Cela n’empêche pas les rayons de pleuvoir.
Riez. Soit. L’Inconnu derrière sa muraille
Ne s’inquiète pas de Lucien qui raille ;
Ni les eaux, ni les champs, ni les fleurs, ni les blés,
Ni les forêts, ne sont d’un sarcasme troublés ;
L’invisible cocher des sept astres du pôle

Ne baisse pas le front, ne tourne pas l’épaule,
En poussant au zénith l’effrayant chariot,
Pour voir ce que Voltaire écrit à Thieriot.
Les rieurs sont-ils sûrs de leur rire ? Leur style
Élide volontiers Dieu, syllabe inutile ;
Du vieux surplis du prêtre ils chiffonnent l’empois ;
Mais que veulent- ils ? Faire aux croyants contrepoids.
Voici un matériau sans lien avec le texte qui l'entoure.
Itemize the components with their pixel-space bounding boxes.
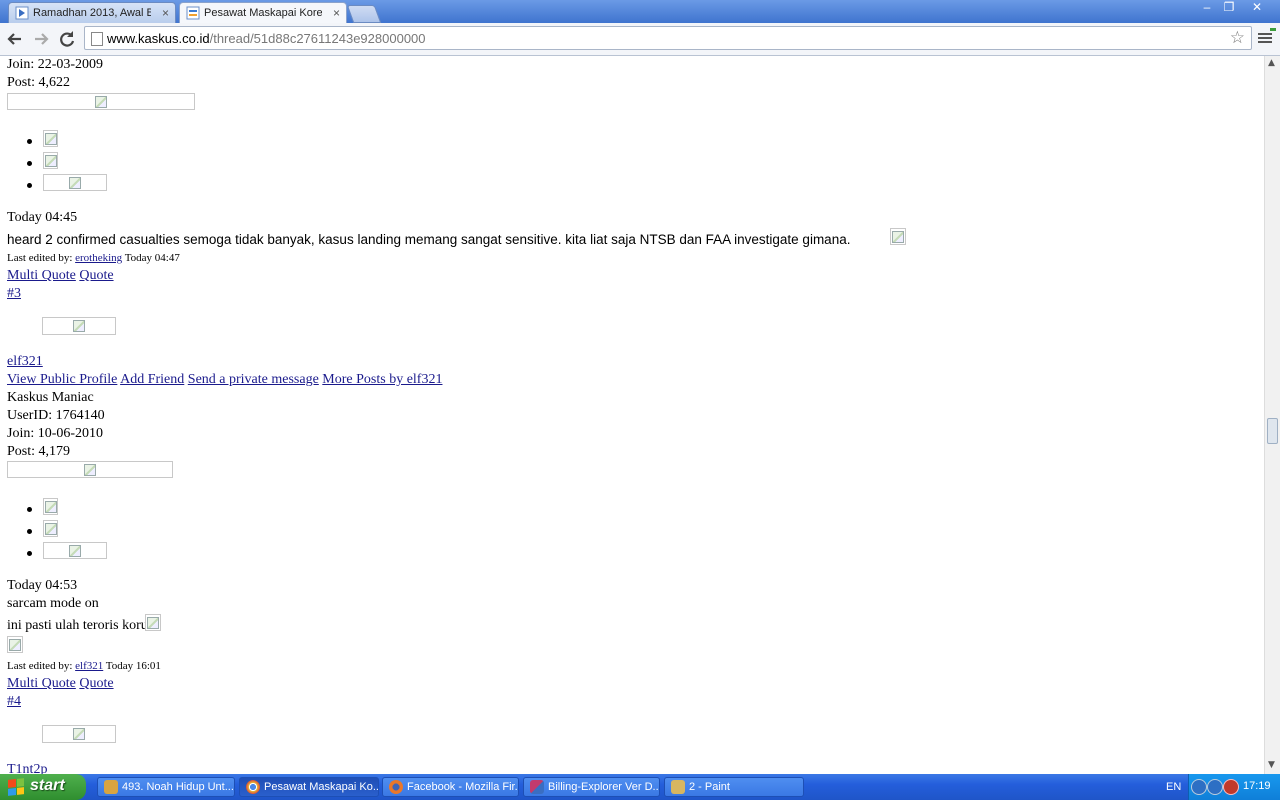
user-links: View Public Profile Add Friend Send a pr… [7, 372, 442, 388]
view-profile-link[interactable]: View Public Profile [7, 372, 117, 387]
wrench-menu-icon[interactable] [1257, 27, 1277, 49]
broken-image [43, 130, 58, 147]
user-avatar-image [42, 725, 116, 743]
maximize-button[interactable]: ❐ [1218, 0, 1240, 16]
post-timestamp: Today 04:53 [7, 578, 78, 593]
post-edited-note: Last edited by: elf321 Today 16:01 [7, 660, 161, 672]
url-text[interactable]: www.kaskus.co.id/thread/51d88c27611243e9… [107, 31, 426, 46]
post-actions: Multi Quote Quote [7, 676, 114, 692]
close-tab-icon[interactable]: × [333, 6, 340, 20]
post-username: elf321 [7, 354, 43, 370]
list-bullet [27, 161, 32, 166]
tab-ramadhan[interactable]: Ramadhan 2013, Awal Berbe × [8, 2, 176, 23]
windows-logo-icon [8, 778, 24, 796]
user-avatar-image [42, 317, 116, 335]
post-message-line: sarcam mode on [7, 596, 99, 611]
system-tray: 17:19 [1188, 774, 1280, 800]
taskbar-item-media-player[interactable]: 493. Noah Hidup Unt... [97, 777, 235, 797]
page-content: Join: 22-03-2009 Post: 4,622 Today 04:45… [0, 56, 1264, 774]
username-link[interactable]: elf321 [7, 354, 43, 369]
post-number-link[interactable]: #4 [7, 694, 21, 709]
quote-link[interactable]: Quote [79, 676, 113, 691]
billing-explorer-icon [530, 780, 544, 794]
user-post-count: Post: 4,622 [7, 75, 71, 90]
post-timestamp: Today 04:45 [7, 210, 78, 225]
media-player-icon [104, 780, 118, 794]
user-id: UserID: 1764140 [7, 408, 105, 423]
page-icon [91, 32, 103, 46]
list-bullet [27, 139, 32, 144]
post-edited-note: Last edited by: erotheking Today 04:47 [7, 252, 180, 264]
scrollbar-thumb[interactable] [1267, 418, 1278, 444]
media-file-icon [15, 6, 29, 20]
chrome-icon [246, 780, 260, 794]
username-link[interactable]: T1nt2p [7, 762, 47, 774]
start-button[interactable]: start [0, 774, 86, 800]
tab-label: Pesawat Maskapai Korea Sel [204, 7, 322, 19]
windows-taskbar: start 493. Noah Hidup Unt... Pesawat Mas… [0, 774, 1280, 800]
tray-expand-icon[interactable] [1191, 779, 1207, 795]
edited-by-link[interactable]: erotheking [75, 252, 122, 264]
vertical-scrollbar[interactable]: ▲ ▼ [1264, 56, 1280, 774]
new-tab-button[interactable] [346, 5, 382, 23]
browser-toolbar: www.kaskus.co.id/thread/51d88c27611243e9… [0, 23, 1280, 56]
user-join-date: Join: 22-03-2009 [7, 57, 104, 72]
browser-tab-strip: Ramadhan 2013, Awal Berbe × Pesawat Mask… [0, 0, 1280, 23]
list-bullet [27, 507, 32, 512]
post-number: #3 [7, 286, 21, 302]
security-alert-icon[interactable] [1223, 779, 1239, 795]
taskbar-item-chrome[interactable]: Pesawat Maskapai Ko... [239, 777, 379, 797]
paint-icon [671, 780, 685, 794]
list-bullet [27, 183, 32, 188]
reload-icon[interactable] [56, 28, 78, 50]
broken-image [43, 152, 58, 169]
broken-image [43, 542, 107, 559]
scroll-up-icon[interactable]: ▲ [1268, 58, 1275, 68]
kaskus-favicon-icon [186, 6, 200, 20]
clock[interactable]: 17:19 [1243, 780, 1271, 792]
quote-link[interactable]: Quote [79, 268, 113, 283]
broken-image [43, 520, 58, 537]
close-tab-icon[interactable]: × [162, 6, 169, 20]
add-friend-link[interactable]: Add Friend [120, 372, 184, 387]
multi-quote-link[interactable]: Multi Quote [7, 676, 76, 691]
post-number-link[interactable]: #3 [7, 286, 21, 301]
private-message-link[interactable]: Send a private message [188, 372, 319, 387]
post-number: #4 [7, 694, 21, 710]
forward-arrow-icon[interactable] [30, 28, 52, 50]
smiley-image [7, 636, 23, 653]
address-bar[interactable]: www.kaskus.co.id/thread/51d88c27611243e9… [84, 26, 1252, 50]
star-icon[interactable]: ☆ [1230, 28, 1245, 48]
taskbar-item-billing-explorer[interactable]: Billing-Explorer Ver D... [523, 777, 660, 797]
more-posts-link[interactable]: More Posts by elf321 [322, 372, 442, 387]
scroll-down-icon[interactable]: ▼ [1268, 760, 1275, 770]
broken-image [43, 498, 58, 515]
minimize-button[interactable]: – [1196, 0, 1218, 16]
firefox-icon [389, 780, 403, 794]
multi-quote-link[interactable]: Multi Quote [7, 268, 76, 283]
user-rank-image [7, 461, 173, 478]
post-actions: Multi Quote Quote [7, 268, 114, 284]
edited-by-link[interactable]: elf321 [75, 660, 103, 672]
network-icon[interactable] [1207, 779, 1223, 795]
user-join-date: Join: 10-06-2010 [7, 426, 104, 441]
close-window-button[interactable]: ✕ [1246, 0, 1268, 16]
smiley-image [145, 614, 161, 631]
broken-image [43, 174, 107, 191]
language-indicator[interactable]: EN [1166, 781, 1181, 793]
tab-pesawat[interactable]: Pesawat Maskapai Korea Sel × [179, 2, 347, 23]
list-bullet [27, 551, 32, 556]
tab-label: Ramadhan 2013, Awal Berbe [33, 7, 151, 19]
post-message-line: ini pasti ulah teroris korut [7, 618, 152, 633]
user-rank-image [7, 93, 195, 110]
smiley-image [890, 228, 906, 245]
post-username: T1nt2p [7, 762, 47, 774]
back-arrow-icon[interactable] [4, 28, 26, 50]
taskbar-item-paint[interactable]: 2 - Paint [664, 777, 804, 797]
post-message: heard 2 confirmed casualties semoga tida… [7, 232, 851, 247]
user-post-count: Post: 4,179 [7, 444, 71, 459]
list-bullet [27, 529, 32, 534]
user-rank: Kaskus Maniac [7, 390, 94, 405]
taskbar-item-firefox[interactable]: Facebook - Mozilla Fir... [382, 777, 519, 797]
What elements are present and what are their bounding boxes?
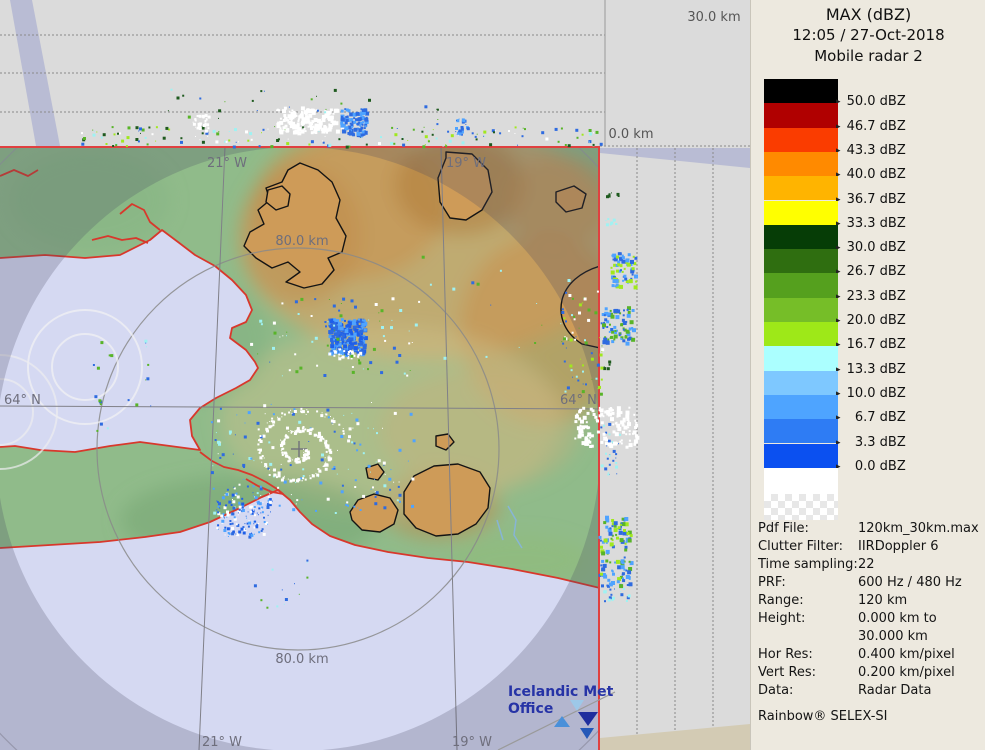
legend-value-label: ▸ 43.3 dBZ — [836, 142, 906, 158]
radar-display: 30.0 km 0.0 km 21° W 19° W 64° N 64° N 8… — [0, 0, 750, 750]
info-row: Range: 120 km — [758, 592, 982, 610]
info-label — [758, 628, 858, 646]
met-office-logo-icon — [548, 700, 598, 740]
legend-value-label: ▸ 50.0 dBZ — [836, 94, 906, 110]
info-row: 30.000 km — [758, 628, 982, 646]
legend-color-swatch — [764, 79, 838, 104]
info-label: Data: — [758, 683, 794, 698]
info-label: Clutter Filter: — [758, 539, 843, 554]
info-value: 600 Hz / 480 Hz — [858, 575, 962, 590]
legend-color-swatch — [764, 297, 838, 322]
info-label: Hor Res: — [758, 647, 813, 662]
info-value: Radar Data — [858, 683, 932, 698]
legend-value-label: ▸ 16.7 dBZ — [836, 337, 906, 353]
height-axis-max-label: 30.0 km — [687, 10, 740, 25]
info-value: 22 — [858, 557, 875, 572]
legend-value-label: ▸ 20.0 dBZ — [836, 313, 906, 328]
legend-value-label: ▸ 10.0 dBZ — [836, 385, 906, 401]
legend-color-swatch — [764, 249, 838, 274]
legend-color-swatch — [764, 103, 838, 128]
ring-label-bottom: 80.0 km — [275, 652, 328, 667]
lon-label-bottom-right: 19° W — [452, 735, 492, 750]
legend-value-label: ▸ 36.7 dBZ — [836, 191, 906, 207]
info-row: Time sampling: 22 — [758, 556, 982, 574]
height-axis-min-label: 0.0 km — [609, 127, 654, 142]
ring-label-top: 80.0 km — [275, 234, 328, 249]
legend-color-swatch — [764, 346, 838, 371]
info-value: IIRDoppler 6 — [858, 539, 939, 554]
info-value: 0.000 km to — [858, 611, 937, 626]
legend-value-label: ▸ 46.7 dBZ — [836, 118, 906, 134]
info-row: Clutter Filter: IIRDoppler 6 — [758, 538, 982, 556]
control-panel: MAX (dBZ) 12:05 / 27-Oct-2018 Mobile rad… — [750, 0, 985, 750]
legend-value-label: ▸ 33.3 dBZ — [836, 215, 906, 231]
legend-transparent-swatch — [764, 493, 838, 520]
radar-application-window: 30.0 km 0.0 km 21° W 19° W 64° N 64° N 8… — [0, 0, 985, 750]
info-value: 30.000 km — [858, 629, 928, 644]
info-row: Pdf File: 120km_30km.max — [758, 520, 982, 538]
met-office-logo: Icelandic Met Office — [508, 684, 618, 739]
info-row: Vert Res: 0.200 km/pixel — [758, 664, 982, 682]
info-value: 0.200 km/pixel — [858, 665, 955, 680]
product-title: MAX (dBZ) — [825, 5, 912, 24]
lon-label-top-right: 19° W — [446, 156, 486, 171]
lon-label-top-left: 21° W — [207, 156, 247, 171]
logo-triangle-navy — [578, 712, 598, 726]
info-value: 120km_30km.max — [858, 521, 979, 536]
legend-color-swatch — [764, 127, 838, 152]
scan-info-block: Pdf File: 120km_30km.max Clutter Filter: II… — [758, 520, 982, 726]
legend-value-label: ▸ 0.0 dBZ — [836, 458, 906, 474]
info-row: Height: 0.000 km to — [758, 610, 982, 628]
logo-triangle-mid-up — [554, 716, 570, 727]
info-value: 120 km — [858, 593, 908, 608]
info-label: Range: — [758, 593, 804, 608]
legend-color-swatch — [764, 370, 838, 395]
legend-value-label: ▸ 6.7 dBZ — [836, 410, 906, 426]
legend-value-label: ▸ 26.7 dBZ — [836, 264, 906, 280]
legend-value-label: ▸ 40.0 dBZ — [836, 167, 906, 183]
info-value: 0.400 km/pixel — [858, 647, 955, 662]
info-label: Time sampling: — [758, 557, 858, 572]
legend-color-swatch — [764, 273, 838, 298]
legend-color-swatch — [764, 200, 838, 225]
vendor-label: Rainbow® SELEX-SI — [758, 709, 888, 724]
info-row: PRF: 600 Hz / 480 Hz — [758, 574, 982, 592]
logo-triangle-light — [570, 700, 584, 711]
legend-value-label: ▸ 23.3 dBZ — [836, 288, 906, 304]
legend-color-swatch — [764, 394, 838, 420]
lon-label-bottom-left: 21° W — [202, 735, 242, 750]
legend-color-swatch — [764, 419, 838, 444]
lat-label-right: 64° N — [560, 393, 597, 408]
info-label: Vert Res: — [758, 665, 817, 680]
met-office-logo-line1: Icelandic Met — [508, 684, 614, 700]
info-label: Height: — [758, 611, 806, 626]
legend-below-min-swatch — [764, 467, 838, 494]
legend-value-label: ▸ 30.0 dBZ — [836, 240, 906, 256]
legend-value-label: ▸ 13.3 dBZ — [836, 361, 906, 377]
radar-name: Mobile radar 2 — [814, 47, 923, 65]
lat-label-left: 64° N — [4, 393, 41, 408]
panel-header: MAX (dBZ) 12:05 / 27-Oct-2018 Mobile rad… — [751, 4, 985, 67]
legend-value-label: ▸ 3.3 dBZ — [836, 434, 906, 450]
legend-color-swatch — [764, 322, 838, 347]
legend-color-swatch — [764, 224, 838, 250]
info-row: Hor Res: 0.400 km/pixel — [758, 646, 982, 664]
info-label: PRF: — [758, 575, 786, 590]
logo-triangle-mid-down — [580, 728, 594, 739]
legend-color-swatch — [764, 151, 838, 177]
info-row: Data: Radar Data — [758, 682, 982, 700]
info-label: Pdf File: — [758, 521, 809, 536]
legend-color-swatch — [764, 443, 838, 468]
scan-timestamp: 12:05 / 27-Oct-2018 — [792, 26, 945, 44]
legend-color-swatch — [764, 176, 838, 201]
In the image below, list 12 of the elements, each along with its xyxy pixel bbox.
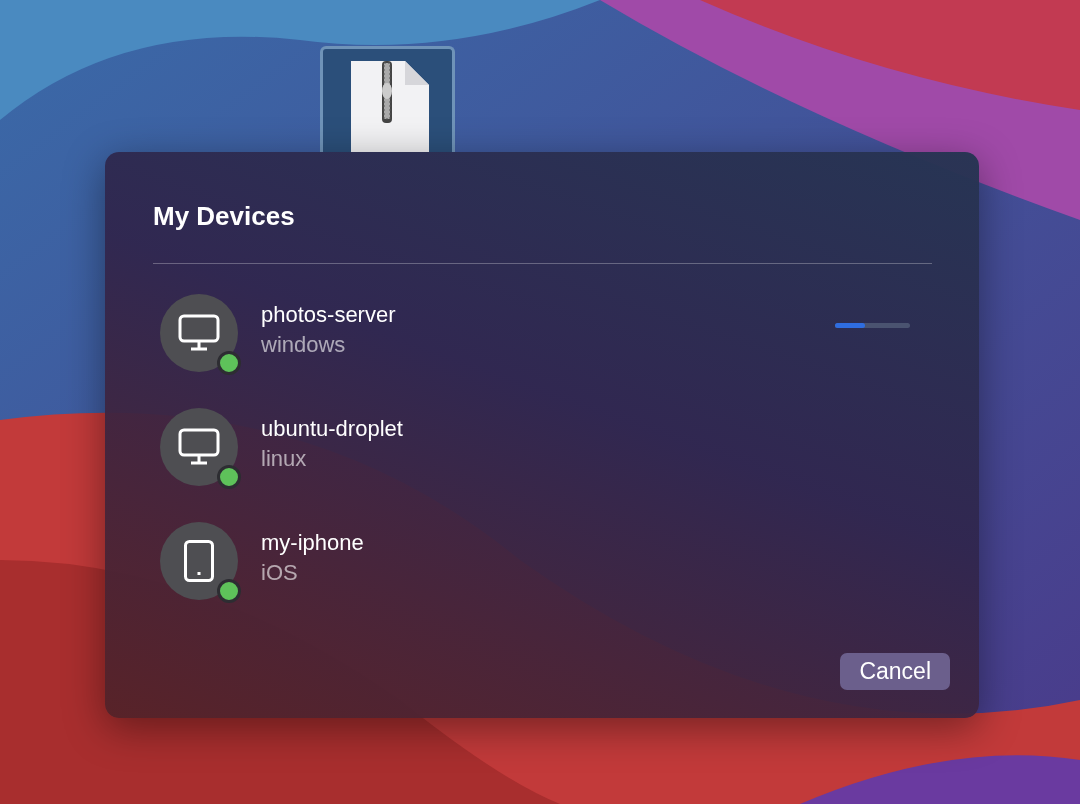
device-os: iOS <box>261 559 299 587</box>
device-name: photos-server <box>261 301 397 329</box>
monitor-icon <box>178 314 220 352</box>
phone-icon <box>184 540 214 582</box>
dialog-title: My Devices <box>153 200 295 232</box>
device-name: ubuntu-droplet <box>261 415 404 443</box>
device-os: linux <box>261 445 308 473</box>
device-name: my-iphone <box>261 529 365 557</box>
file-icon[interactable] <box>320 46 455 152</box>
monitor-icon <box>178 428 220 466</box>
device-os: windows <box>261 331 347 359</box>
cancel-button[interactable]: Cancel <box>840 653 950 690</box>
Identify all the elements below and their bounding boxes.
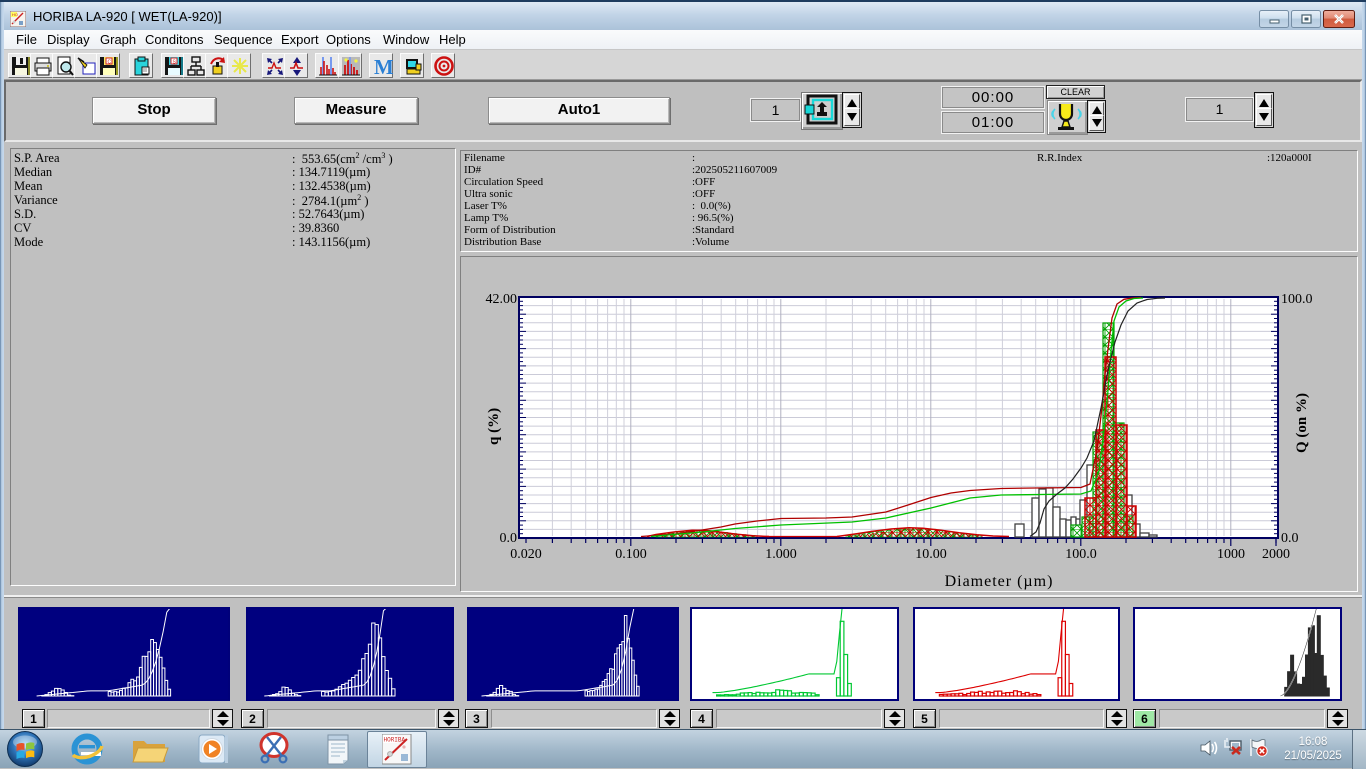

Est-ce tout ? À quoi bon ? Quel choix dans la nuit noire !
Le hasard de nier ou le hasard de croire !
Que sert, dans cette énigme où l’homme est enfoui,
De balbutier Non parce qu’on bégaye Oui ?

Donc, esprit, prends ton vol, si tu te sens des ailes.
Mais, homme, quel que soit l’éclair de tes prunelles,
N’espère pas, si haut que ton âme ait monté,
T’envoler au delà de ton humanité.
Va ! mais, songes-y bien, nul ne sort de sa sphère.
L’Être en qui tout se fond, mais de qui tout diffère,
A fait les régions pour qu’on s’y renfermât ;
Et l’oiseau le plus libre a pour cage un climat.